Don’t expect government infrastructure jobs to bail out the commercial real estate industry. A recent story on the Inland Empire area of California shows the limitation of a government-created job market. The 9.5% unemployment rate in the area matches Detroit as the worst in the nation. At the same time, Riverside (one of the Inland Empire communities), has almost $1 billion worth of public-works projects underway or planned, from widening roads to building a new jail. The area illustrates both the promise and the limitations of President Obama’s spending proposal to pull the U.S. economy out of a recession through government infrastructure projects.
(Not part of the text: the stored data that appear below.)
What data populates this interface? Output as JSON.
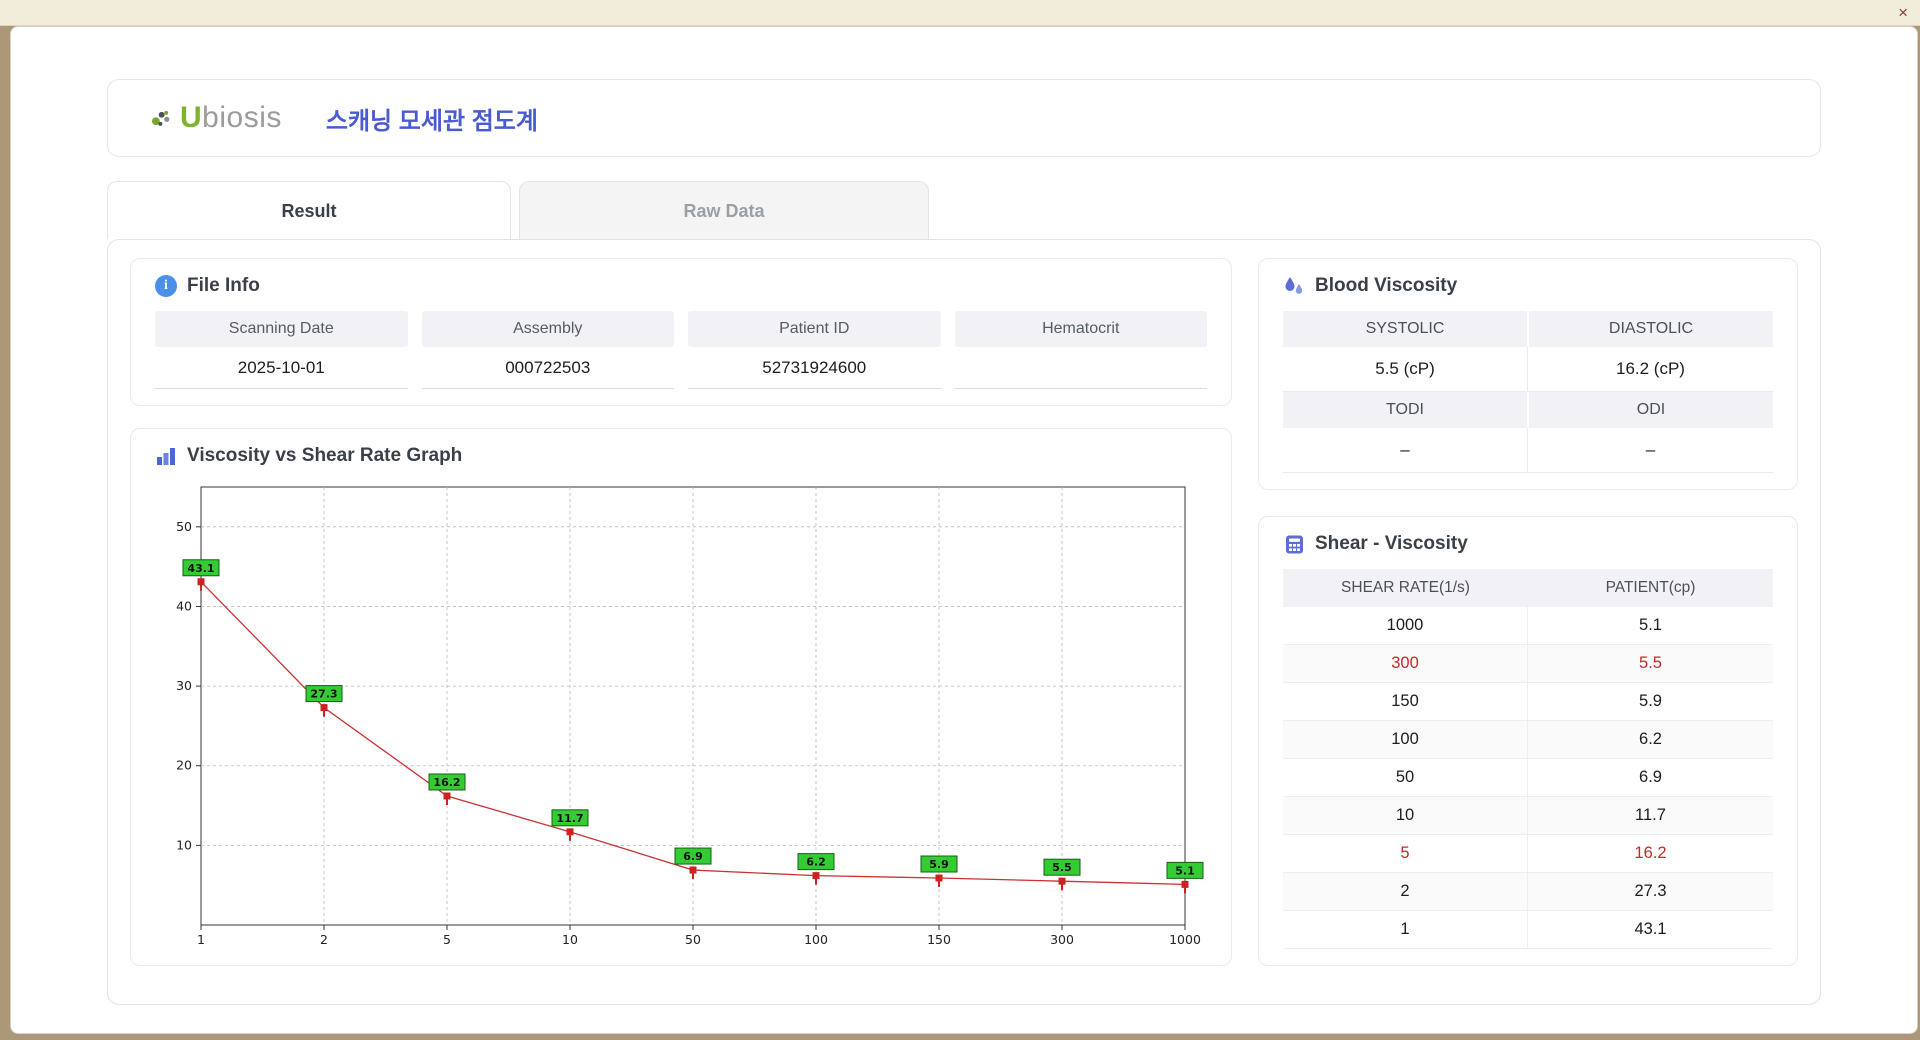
{
  "window": {
    "close_label": "×"
  },
  "header": {
    "logo_u": "U",
    "logo_rest": "biosis",
    "title": "스캐닝 모세관 점도계"
  },
  "tabs": [
    {
      "label": "Result",
      "active": true
    },
    {
      "label": "Raw Data",
      "active": false
    }
  ],
  "file_info": {
    "title": "File Info",
    "fields": [
      {
        "label": "Scanning Date",
        "value": "2025-10-01"
      },
      {
        "label": "Assembly",
        "value": "000722503"
      },
      {
        "label": "Patient ID",
        "value": "52731924600"
      },
      {
        "label": "Hematocrit",
        "value": ""
      }
    ]
  },
  "blood_viscosity": {
    "title": "Blood Viscosity",
    "rows": [
      {
        "headers": [
          "SYSTOLIC",
          "DIASTOLIC"
        ],
        "values": [
          "5.5 (cP)",
          "16.2 (cP)"
        ]
      },
      {
        "headers": [
          "TODI",
          "ODI"
        ],
        "values": [
          "–",
          "–"
        ]
      }
    ]
  },
  "shear_viscosity": {
    "title": "Shear - Viscosity",
    "columns": [
      "SHEAR RATE(1/s)",
      "PATIENT(cp)"
    ],
    "rows": [
      {
        "shear": "1000",
        "patient": "5.1",
        "highlight": false
      },
      {
        "shear": "300",
        "patient": "5.5",
        "highlight": true
      },
      {
        "shear": "150",
        "patient": "5.9",
        "highlight": false
      },
      {
        "shear": "100",
        "patient": "6.2",
        "highlight": false
      },
      {
        "shear": "50",
        "patient": "6.9",
        "highlight": false
      },
      {
        "shear": "10",
        "patient": "11.7",
        "highlight": false
      },
      {
        "shear": "5",
        "patient": "16.2",
        "highlight": true
      },
      {
        "shear": "2",
        "patient": "27.3",
        "highlight": false
      },
      {
        "shear": "1",
        "patient": "43.1",
        "highlight": false
      }
    ]
  },
  "graph": {
    "title": "Viscosity vs Shear Rate Graph"
  },
  "chart_data": {
    "type": "line",
    "title": "Viscosity vs Shear Rate Graph",
    "xlabel": "",
    "ylabel": "",
    "x_categories": [
      "1",
      "2",
      "5",
      "10",
      "50",
      "100",
      "150",
      "300",
      "1000"
    ],
    "values": [
      43.1,
      27.3,
      16.2,
      11.7,
      6.9,
      6.2,
      5.9,
      5.5,
      5.1
    ],
    "point_labels": [
      "43.1",
      "27.3",
      "16.2",
      "11.7",
      "6.9",
      "6.2",
      "5.9",
      "5.5",
      "5.1"
    ],
    "y_ticks": [
      10,
      20,
      30,
      40,
      50
    ],
    "ylim": [
      0,
      55
    ],
    "grid": "dashed",
    "legend": "none",
    "line_color": "#cc3333",
    "marker_color": "#cc2222",
    "label_bg": "#33cc33",
    "label_border": "#156015"
  },
  "colors": {
    "accent_blue": "#4a5ad0",
    "highlight_red": "#c62828",
    "icon_blue": "#5b6ed6"
  }
}
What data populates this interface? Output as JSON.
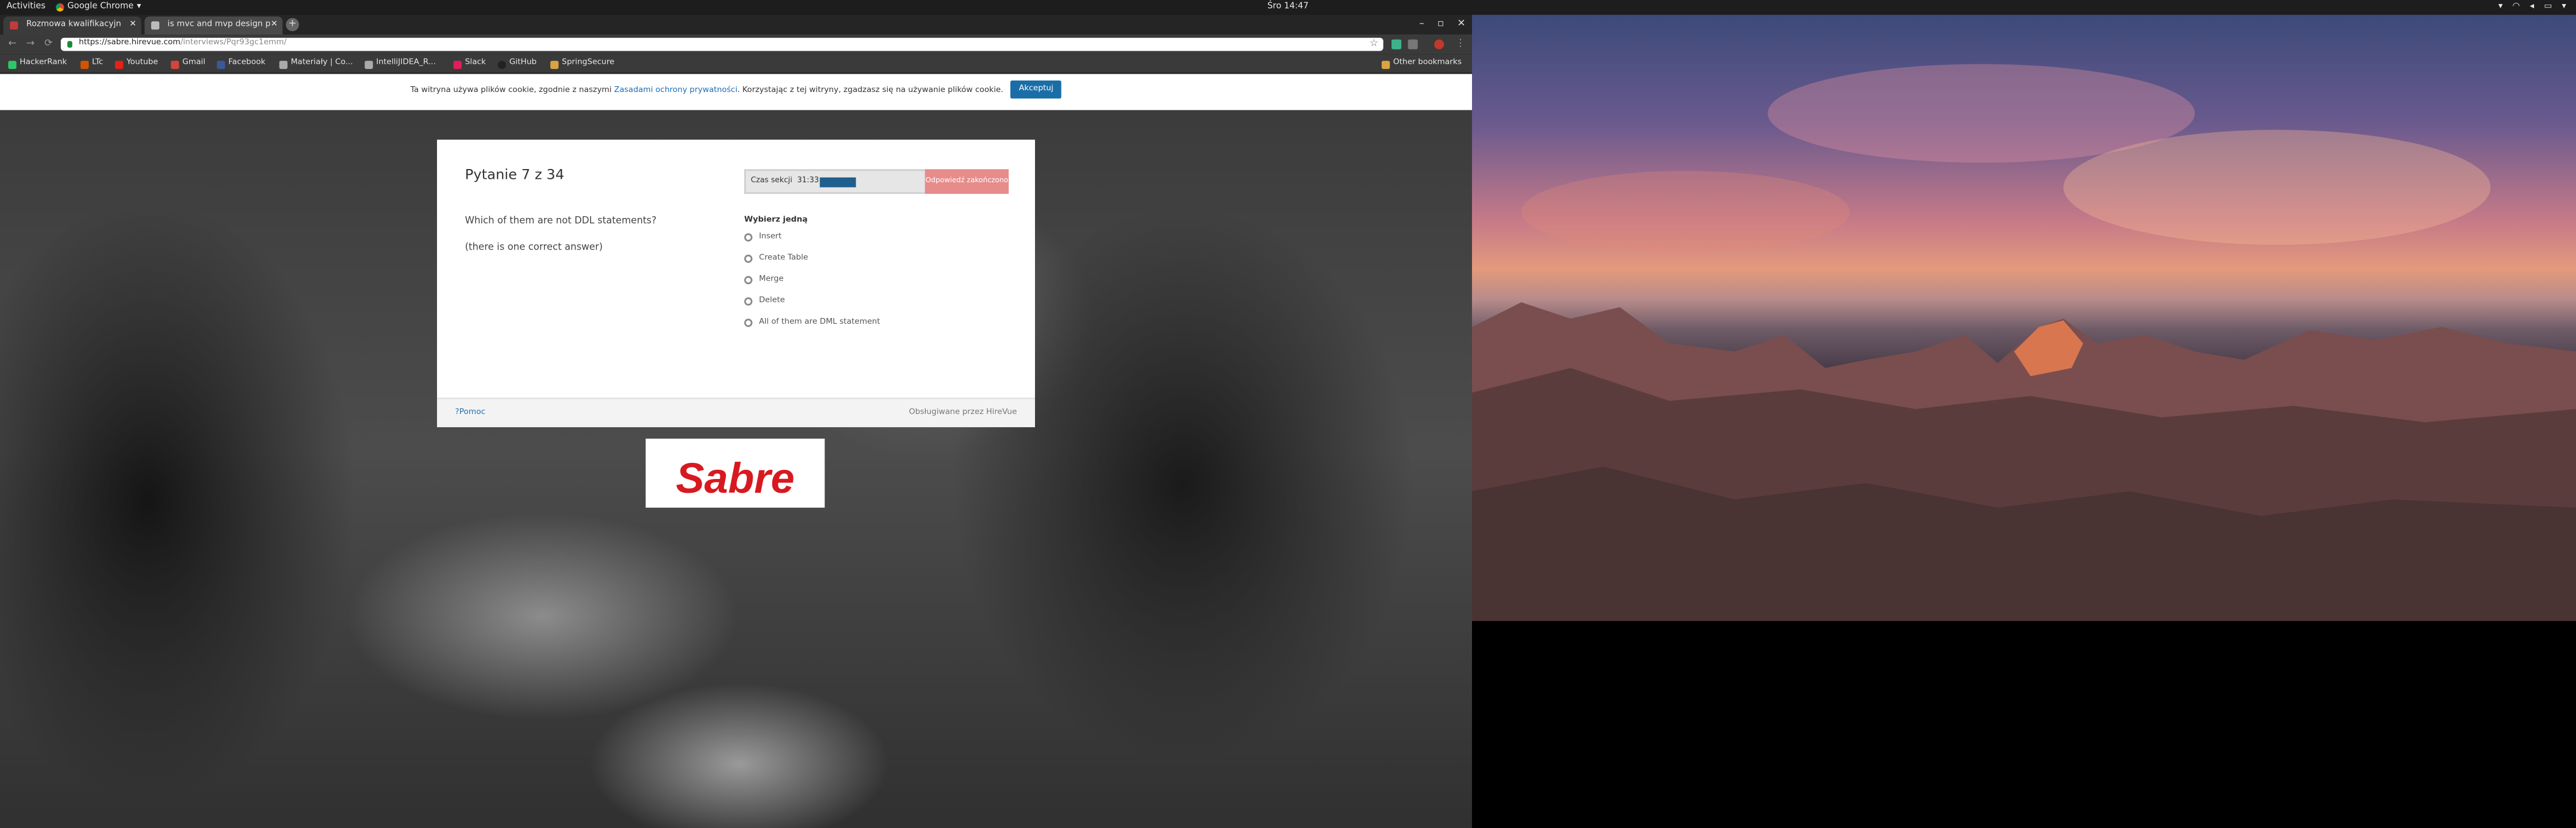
{
  "topbar": {
    "activities": "Activities",
    "app_name": "Google Chrome",
    "clock": "Śro 14:47"
  },
  "browser": {
    "tabs": [
      {
        "label": "Rozmowa kwalifikacyjn"
      },
      {
        "label": "is mvc and mvp design p"
      }
    ],
    "url_host": "https://sabre.hirevue.com",
    "url_path": "/interviews/Pqr93gc1emm/",
    "bookmarks": [
      {
        "label": "HackerRank",
        "color": "#2ec866"
      },
      {
        "label": "LTc",
        "color": "#d35400"
      },
      {
        "label": "Youtube",
        "color": "#e62117"
      },
      {
        "label": "Gmail",
        "color": "#d44638"
      },
      {
        "label": "Facebook",
        "color": "#3b5998"
      },
      {
        "label": "Materiały | Co...",
        "color": "#aaaaaa"
      },
      {
        "label": "IntelliJIDEA_R...",
        "color": "#aaaaaa"
      },
      {
        "label": "Slack",
        "color": "#e01e5a"
      },
      {
        "label": "GitHub",
        "color": "#333333"
      },
      {
        "label": "SpringSecure",
        "color": "#d9a441"
      }
    ],
    "other_bookmarks": "Other bookmarks"
  },
  "cookie_banner": {
    "text_before": "Ta witryna używa plików cookie, zgodnie z naszymi",
    "link": "Zasadami ochrony prywatności",
    "text_after": ". Korzystając z tej witryny, zgadzasz się na używanie plików cookie.",
    "accept_label": "Akceptuj"
  },
  "question": {
    "title": "Pytanie 7 z 34",
    "timer_label": "Czas sekcji",
    "timer_value": "31:33",
    "timer_progress": 0.25,
    "timer_overlay": "Odpowiedź zakończono",
    "text": "Which of them are not DDL statements?",
    "hint": "(there is one correct answer)",
    "choose_label": "Wybierz jedną",
    "options": [
      "Insert",
      "Create Table",
      "Merge",
      "Delete",
      "All of them are DML statement"
    ]
  },
  "footer": {
    "help": "Pomoc",
    "powered": "Obsługiwane przez HireVue"
  },
  "logo": {
    "text": "Sabre"
  },
  "colors": {
    "accent": "#1a6ea8",
    "sabre_red": "#d71920",
    "timer_bar": "#1e5f8e"
  }
}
The commercial real estate market will more closely follow unemployment and investment in the sector, not infrastructure spending.


 The fundamental economic problem cannot be solved by government employment and contracting. You don’t have to go far for an example. I visited Havana, Cuba a few years ago and as I watched thousands of people out walking and chatting into the early morning hours on a Tuesday night, I asked my uncle who was born and still lives in Havana, “Don’t these people have jobs to go to in the morning?” He responded, “We all have jobs. We all work for the government. Tomorrow we’ll get to work around noon and do the same thing we are doing right now – chat.” The city of Havana looks like something out of a zombie movie with buildings falling apart after decades of neglect and decay and people spending most of the day without any particular purpose other than looking for something to eat. The system is so dysfunctional Cuba actually imports sugar, one of the few natural resources it enjoys and formerly its largest export. Now the Cuban government’s most effective resource is asking others for aid.



Ultimately the private sector will carry most of the weight to resolve the recession. America needs to make something, invent something; we need to provide a service with value. The government must put more effort into making it compelling to invest, grow and create an environment where businesses are motivated to hire and consumers have the confidence to spend.

Investment and spending will drive us out of this cycle. Uncertainty, fear and lack of confidence along with expanding the national deficit and debt will prolong it.